“Forgiving Those Who Have Hurt Someone You Love”


One of the spiritual disciplines that I find very helpful is the “3-Minute Retreat” put out by Loyola Press.  They are very brief (about 3 minutes long!), and very practical.  I was especially appreciative of the one today.  It was about forgiving others.  (You may access it at https://www.loyolapress.com/retreats/forgive-us-our-trespasses-start-retreat, accessed 01-04-2019.)

The Scripture was “Matthew 6:14: If you forgive others their transgressions, your heavenly Father will forgive you.”

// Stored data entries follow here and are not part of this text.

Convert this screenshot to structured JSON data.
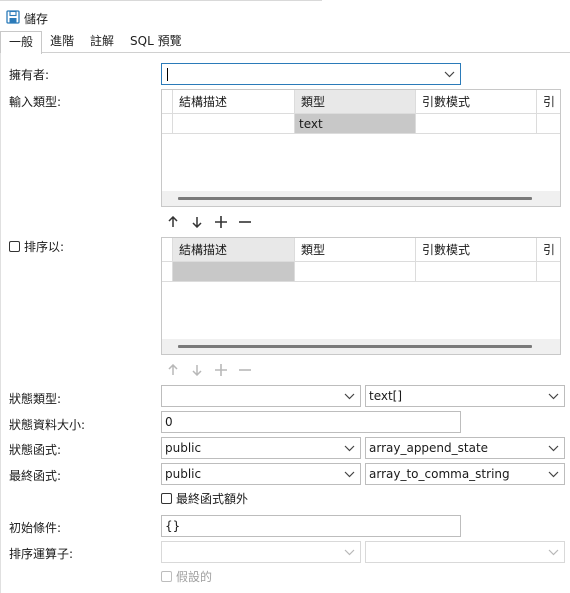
{
  "toolbar": {
    "save_label": "儲存"
  },
  "tabs": [
    {
      "label": "一般",
      "active": true
    },
    {
      "label": "進階"
    },
    {
      "label": "註解"
    },
    {
      "label": "SQL 預覽"
    }
  ],
  "form": {
    "owner": {
      "label": "擁有者:",
      "value": ""
    },
    "input_types": {
      "label": "輸入類型:",
      "columns": [
        "結構描述",
        "類型",
        "引數模式",
        "引"
      ],
      "rows": [
        {
          "schema": "",
          "type": "text",
          "mode": ""
        }
      ]
    },
    "order_by": {
      "label": "排序以:",
      "checked": false,
      "columns": [
        "結構描述",
        "類型",
        "引數模式",
        "引"
      ],
      "rows": [
        {
          "schema": "",
          "type": "",
          "mode": ""
        }
      ]
    },
    "state_type": {
      "label": "狀態類型:",
      "schema": "",
      "value": "text[]"
    },
    "state_size": {
      "label": "狀態資料大小:",
      "value": "0"
    },
    "state_func": {
      "label": "狀態函式:",
      "schema": "public",
      "value": "array_append_state"
    },
    "final_func": {
      "label": "最終函式:",
      "schema": "public",
      "value": "array_to_comma_string"
    },
    "final_extra": {
      "label": "最終函式額外",
      "checked": false
    },
    "init_cond": {
      "label": "初始條件:",
      "value": "{}"
    },
    "sort_op": {
      "label": "排序運算子:",
      "schema": "",
      "value": ""
    },
    "hypothetical": {
      "label": "假設的",
      "checked": false
    }
  },
  "grid_buttons": [
    "上移",
    "下移",
    "新增",
    "刪除"
  ],
  "colors": {
    "accent": "#2b7bb9",
    "selected_cell": "#c8c8c8",
    "border": "#bdbdbd"
  }
}
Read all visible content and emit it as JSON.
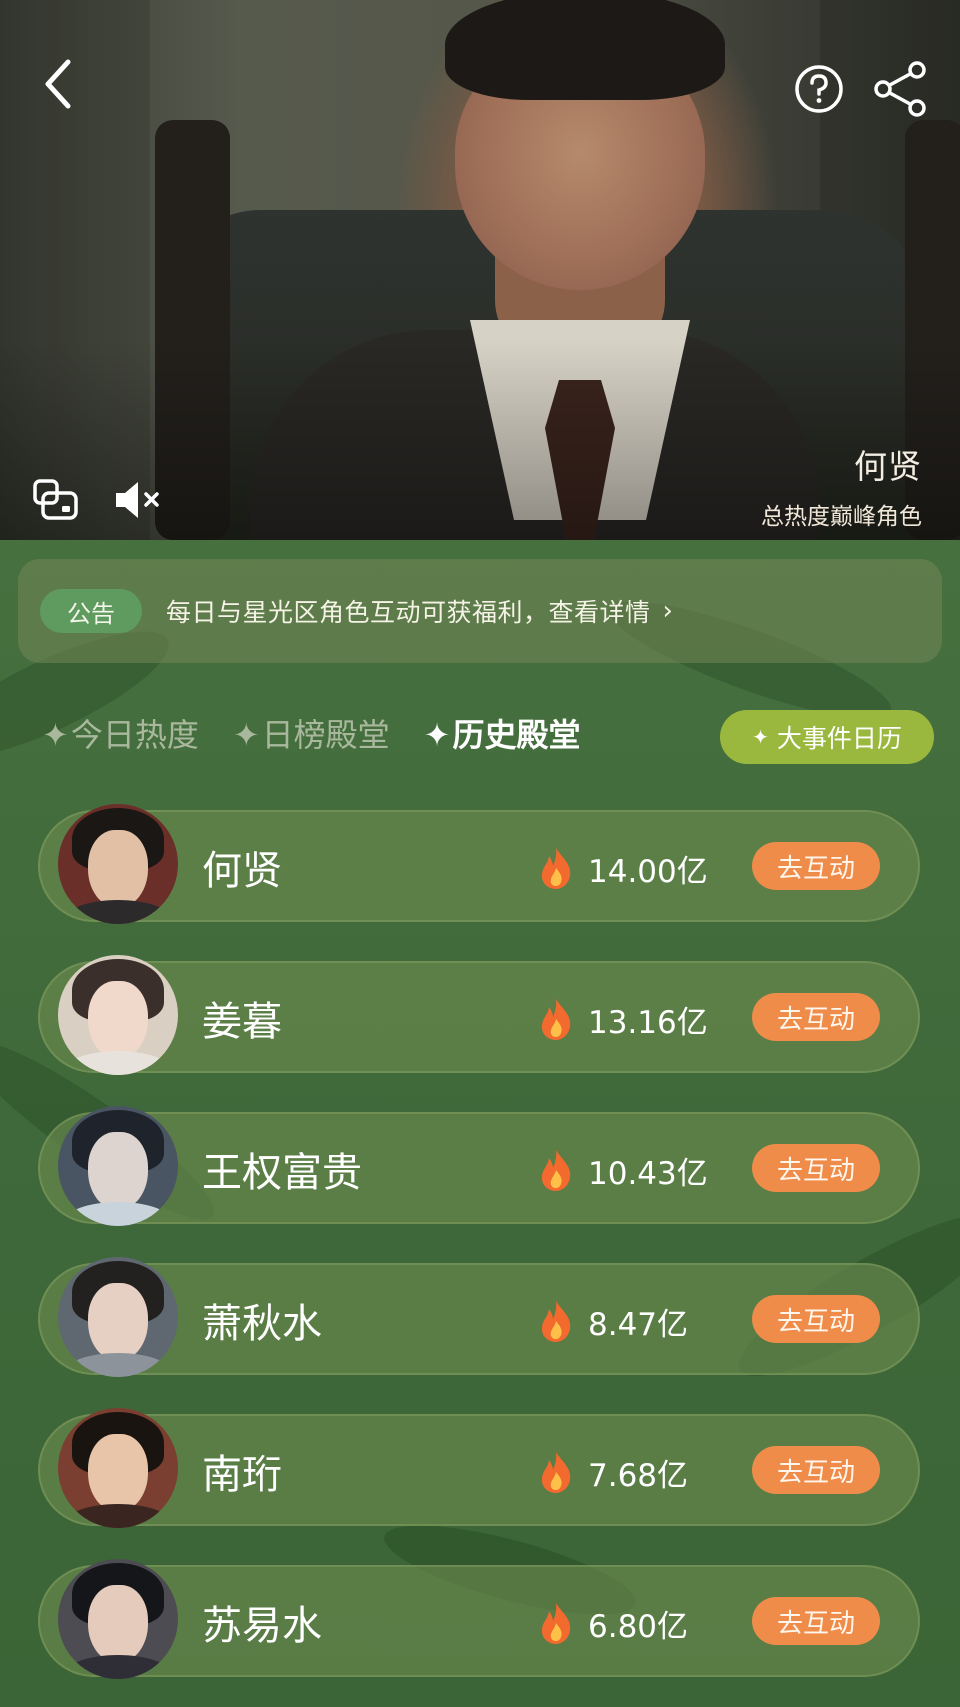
{
  "hero": {
    "character_name": "何贤",
    "subtitle": "总热度巅峰角色"
  },
  "notice": {
    "tag": "公告",
    "text": "每日与星光区角色互动可获福利，查看详情",
    "chevron": "›"
  },
  "tabs": [
    {
      "spark": "✦",
      "label": "今日热度",
      "active": false
    },
    {
      "spark": "✦",
      "label": "日榜殿堂",
      "active": false
    },
    {
      "spark": "✦",
      "label": "历史殿堂",
      "active": true
    }
  ],
  "calendar_button": {
    "spark": "✦",
    "label": "大事件日历"
  },
  "ranking": [
    {
      "name": "何贤",
      "heat": "14.00亿",
      "action": "去互动"
    },
    {
      "name": "姜暮",
      "heat": "13.16亿",
      "action": "去互动"
    },
    {
      "name": "王权富贵",
      "heat": "10.43亿",
      "action": "去互动"
    },
    {
      "name": "萧秋水",
      "heat": "8.47亿",
      "action": "去互动"
    },
    {
      "name": "南珩",
      "heat": "7.68亿",
      "action": "去互动"
    },
    {
      "name": "苏易水",
      "heat": "6.80亿",
      "action": "去互动"
    }
  ],
  "colors": {
    "accent_button": "#f08c4a",
    "calendar_button": "#9ab83e",
    "panel_green": "#47703f"
  },
  "icons": [
    "back-arrow-icon",
    "help-icon",
    "share-icon",
    "pip-icon",
    "mute-icon",
    "flame-icon"
  ]
}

After the reading, the person who was leading the devotional retreat made the following comments:

“Forgive us our trespasses as we forgive those who trespass against us. We pray this in the prayer that Jesus gave us, the Our Father. These are easy words to recite but not always easy to live by. To be forgiven, we must first forgive. This is not a suggestion; it is a condition for being in right relation with God and others.”

I was especially struck by the final sentence: “This is not a suggestion; it is a condition for being in right relation with God and others.”  When we try to turn forgiving into a suggestion, we’ve already taken a fatal step, not fatal to the other person, perhaps.  But it most certainly is fatal to us.

And then, the retreat master asked a very simple question: “Against whom am I still holding a grudge?”

At first, I thought to myself, well, I’m not holding a grudge against anybody.  I should have moved on right then, but I didn’t.  I thought a bit more, and my heart sunk into my tenny runners.  There are some folks that, though I love them, have terribly hurt my sweetheart.  And, yes, as a matter of fact, I do hold a grudge against them.  I do struggle to forgive them.

I try to tell myself that this is okay.  After all, it isn’t a grudge against someone who has hurt me.  It is a grudge against people who have hurt someone I love.  Somehow, that seems less selfish and unforgiving.  Perhaps it is even noble!

But a secondary grudge is still a grudge.  I don’t think that Jesus ever said, “Forgive others, unless they have hurt someone you love.”  I would be glad if someone pointed out a verse where he did say that.

So I will begin the long, difficult process of forgiving those who have hurt someone I love.  I have no illusions.  This isn’t likely to be quick or easy or pretty.  However, with God’s help, I will do this.

And so, I leave you with the prayer that closes out this retreat:

“God of mercy, kindle in me a forgiving spirit. Help me to be compassionate and understanding to those who hurt me.”